The guidelines note that "sleeve gastrectomy has demonstrated benefits comparable to other bariatric procedures. ... A national risk-adjusted database positions [it] between the laparoscopic adjustable gastric band and laparoscopic Roux-en-Y gastric bypass in terms of weight loss, co-morbidity resolution, and complications."
"We [also] addressed two issues which were quite controversial, and are still rather unsettled. The first is the use of the lap band for mild obesity. The second is the use of these weight loss procedures specifically for patients with type 2 diabetes for glycemic control. Since 2008, there’ve been a lot more data" about the issues, he said, just as there’ve been more data about the need for copper supplementation.

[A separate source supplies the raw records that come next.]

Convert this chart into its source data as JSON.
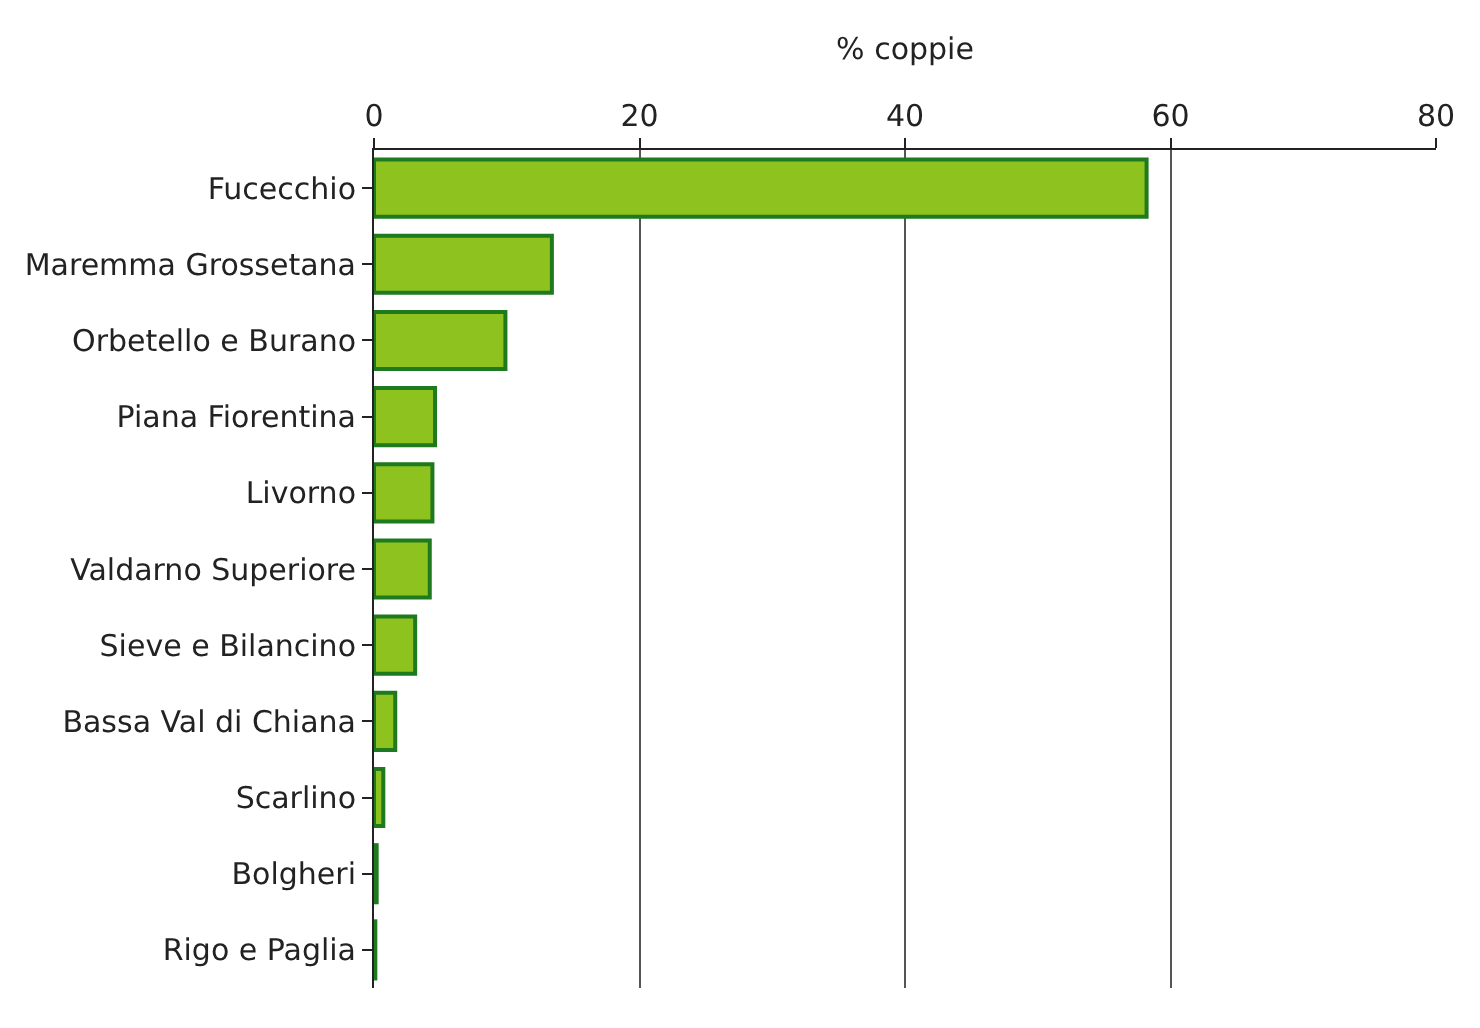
{
  "chart_data": {
    "type": "bar",
    "orientation": "horizontal",
    "xlabel": "% coppie",
    "categories": [
      "Fucecchio",
      "Maremma Grossetana",
      "Orbetello e Burano",
      "Piana Fiorentina",
      "Livorno",
      "Valdarno Superiore",
      "Sieve e Bilancino",
      "Bassa Val di Chiana",
      "Scarlino",
      "Bolgheri",
      "Rigo e Paglia"
    ],
    "series": [
      {
        "color": "#8dc21f",
        "values": [
          58.2,
          13.4,
          9.9,
          4.6,
          4.4,
          4.2,
          3.1,
          1.6,
          0.7,
          0.2,
          0.1
        ]
      }
    ],
    "xlim": [
      0,
      80
    ],
    "xticks": [
      0,
      20,
      40,
      60,
      80
    ],
    "grid": "x",
    "legend": false
  }
}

As in 2008, the guidelines do not recommend bariatric surgery solely for glycemic control. "We still don’t have an absolute indication for ‘diabetes surgery,’ but we do recognize the existence of the salutary effects on glycemic control when these procedures are done for weight loss. It was important for the reader to be exposed to this information," Dr. Mechanick said.
Regarding surgery in the mildly obese, the guidelines note that patients with a body mass index of 30-34.9 kg/m2 with diabetes or metabolic syndrome "may also be offered a bariatric procedure, although current evidence is limited by the number of subjects studied and lack of long-term data demonstrating net benefit."
The guidelines will be published in the March/April 2013 issue of Endocrine Practice and March 2013 issue of Surgery for Obesity and Related Diseases.
Dr. Mechanick disclosed compensation from Abbott Nutrition for lectures and program development.